The future of conversational AI will be modular and flexible.

The high cost and poor performance of rigid, all-in-one platforms will drive a dramatic architectural shift in conversational AI across the APJ region, including the Philippines.

With 81 percent of directors in the region finding it costly to keep up with rapidly evolving models, brands can no longer afford to maintain monolithic systems that age quickly and require expensive, frequent overhauls. This urgency is compounded by critical performance failures at the local level. Many AI solutions fail to meet the region’s diverse linguistic needs: For 40 percent of consumers, AI agents create conversational barriers by failing to understand accents over the phone. In addition, 41 percent of APJ consumers encounter AI agents unable to support their language, whether written or spoken.

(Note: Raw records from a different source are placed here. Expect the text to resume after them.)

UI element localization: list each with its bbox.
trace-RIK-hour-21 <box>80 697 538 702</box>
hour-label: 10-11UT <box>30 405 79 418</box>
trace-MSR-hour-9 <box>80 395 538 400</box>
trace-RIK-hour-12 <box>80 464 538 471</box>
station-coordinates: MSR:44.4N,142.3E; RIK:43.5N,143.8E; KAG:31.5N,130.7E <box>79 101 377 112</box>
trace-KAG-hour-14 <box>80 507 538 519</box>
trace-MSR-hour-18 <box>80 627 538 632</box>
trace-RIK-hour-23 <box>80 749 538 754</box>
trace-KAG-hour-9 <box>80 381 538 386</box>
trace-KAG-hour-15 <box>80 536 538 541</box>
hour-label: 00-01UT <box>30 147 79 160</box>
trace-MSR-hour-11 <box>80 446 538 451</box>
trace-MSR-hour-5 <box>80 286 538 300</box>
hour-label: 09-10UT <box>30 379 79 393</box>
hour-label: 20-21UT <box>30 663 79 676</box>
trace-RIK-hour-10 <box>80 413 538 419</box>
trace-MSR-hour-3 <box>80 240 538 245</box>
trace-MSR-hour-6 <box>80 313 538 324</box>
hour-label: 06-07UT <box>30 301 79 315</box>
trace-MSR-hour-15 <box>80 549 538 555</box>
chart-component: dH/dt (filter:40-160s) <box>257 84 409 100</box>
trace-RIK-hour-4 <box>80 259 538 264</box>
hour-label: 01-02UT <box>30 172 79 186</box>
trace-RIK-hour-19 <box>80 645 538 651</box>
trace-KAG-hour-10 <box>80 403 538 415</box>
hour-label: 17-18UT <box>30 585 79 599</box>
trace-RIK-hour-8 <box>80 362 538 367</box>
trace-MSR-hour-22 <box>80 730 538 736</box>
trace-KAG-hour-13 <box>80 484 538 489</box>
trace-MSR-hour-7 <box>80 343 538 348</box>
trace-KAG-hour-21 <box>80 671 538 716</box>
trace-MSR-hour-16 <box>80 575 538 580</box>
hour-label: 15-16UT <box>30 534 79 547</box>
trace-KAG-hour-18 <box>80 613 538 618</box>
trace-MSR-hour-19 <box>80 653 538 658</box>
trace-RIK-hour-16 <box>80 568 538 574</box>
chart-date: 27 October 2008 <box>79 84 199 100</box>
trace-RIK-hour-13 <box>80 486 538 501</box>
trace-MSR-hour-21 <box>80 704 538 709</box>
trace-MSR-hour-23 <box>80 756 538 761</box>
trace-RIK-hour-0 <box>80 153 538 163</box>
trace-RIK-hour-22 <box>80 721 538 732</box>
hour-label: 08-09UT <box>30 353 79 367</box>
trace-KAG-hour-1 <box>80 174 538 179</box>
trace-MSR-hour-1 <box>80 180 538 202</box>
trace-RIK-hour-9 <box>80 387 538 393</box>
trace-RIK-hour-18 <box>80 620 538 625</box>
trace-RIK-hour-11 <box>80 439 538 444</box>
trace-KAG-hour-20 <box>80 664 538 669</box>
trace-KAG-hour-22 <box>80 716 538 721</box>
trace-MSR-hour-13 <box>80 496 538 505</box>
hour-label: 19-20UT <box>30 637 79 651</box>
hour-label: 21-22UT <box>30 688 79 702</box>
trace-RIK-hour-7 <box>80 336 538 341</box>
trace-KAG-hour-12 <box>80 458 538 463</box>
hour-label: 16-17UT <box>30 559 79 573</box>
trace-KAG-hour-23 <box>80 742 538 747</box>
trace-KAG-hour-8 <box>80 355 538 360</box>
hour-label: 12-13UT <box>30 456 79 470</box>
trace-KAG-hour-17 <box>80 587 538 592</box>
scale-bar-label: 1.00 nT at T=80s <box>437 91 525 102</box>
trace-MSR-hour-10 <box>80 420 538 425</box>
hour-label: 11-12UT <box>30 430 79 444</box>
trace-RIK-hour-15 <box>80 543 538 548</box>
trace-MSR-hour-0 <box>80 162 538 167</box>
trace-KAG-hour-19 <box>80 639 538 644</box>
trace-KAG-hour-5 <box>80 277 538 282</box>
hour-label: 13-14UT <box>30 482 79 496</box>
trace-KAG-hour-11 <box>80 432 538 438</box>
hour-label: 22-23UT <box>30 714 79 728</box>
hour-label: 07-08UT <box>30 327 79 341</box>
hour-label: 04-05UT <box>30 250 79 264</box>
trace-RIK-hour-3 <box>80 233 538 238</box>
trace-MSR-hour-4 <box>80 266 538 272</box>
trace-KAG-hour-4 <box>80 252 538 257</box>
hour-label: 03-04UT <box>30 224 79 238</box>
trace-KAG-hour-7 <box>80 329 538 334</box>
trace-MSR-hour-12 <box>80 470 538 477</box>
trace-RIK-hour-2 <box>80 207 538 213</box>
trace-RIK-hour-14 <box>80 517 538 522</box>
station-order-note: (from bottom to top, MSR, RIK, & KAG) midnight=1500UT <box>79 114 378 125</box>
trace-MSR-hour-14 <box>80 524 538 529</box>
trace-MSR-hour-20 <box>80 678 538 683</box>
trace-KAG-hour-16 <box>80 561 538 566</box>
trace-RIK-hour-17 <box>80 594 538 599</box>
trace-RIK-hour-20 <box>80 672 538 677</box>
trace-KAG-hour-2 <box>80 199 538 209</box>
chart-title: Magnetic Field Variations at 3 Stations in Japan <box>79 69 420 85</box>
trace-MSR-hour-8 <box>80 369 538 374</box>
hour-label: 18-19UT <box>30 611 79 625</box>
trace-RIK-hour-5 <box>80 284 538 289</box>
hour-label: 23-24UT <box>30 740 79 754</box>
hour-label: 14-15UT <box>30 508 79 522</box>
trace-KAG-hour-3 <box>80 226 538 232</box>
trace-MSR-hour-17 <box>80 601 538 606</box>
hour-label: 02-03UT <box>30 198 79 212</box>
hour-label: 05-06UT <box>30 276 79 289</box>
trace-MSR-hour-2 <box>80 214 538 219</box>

To mitigate these twin pressures of cost and performance, brands are expected to move decisively toward modular, plug-and-play systems that are easier to update, cheaper to operate and better equipped to meet nuanced local language expectations. This approach supports bring-your-own large language models, giving brands the flexibility to swap models cost-effectively, avoid vendor lock-in and integrate specialized AI tailored to local languages and accents.

Christopher Connolly is the director of Solutions Engineering at Twilio, a cloud communications and customer engagement platform that lets businesses build messaging, voice, email and customer-support features directly into their apps and services using APIs.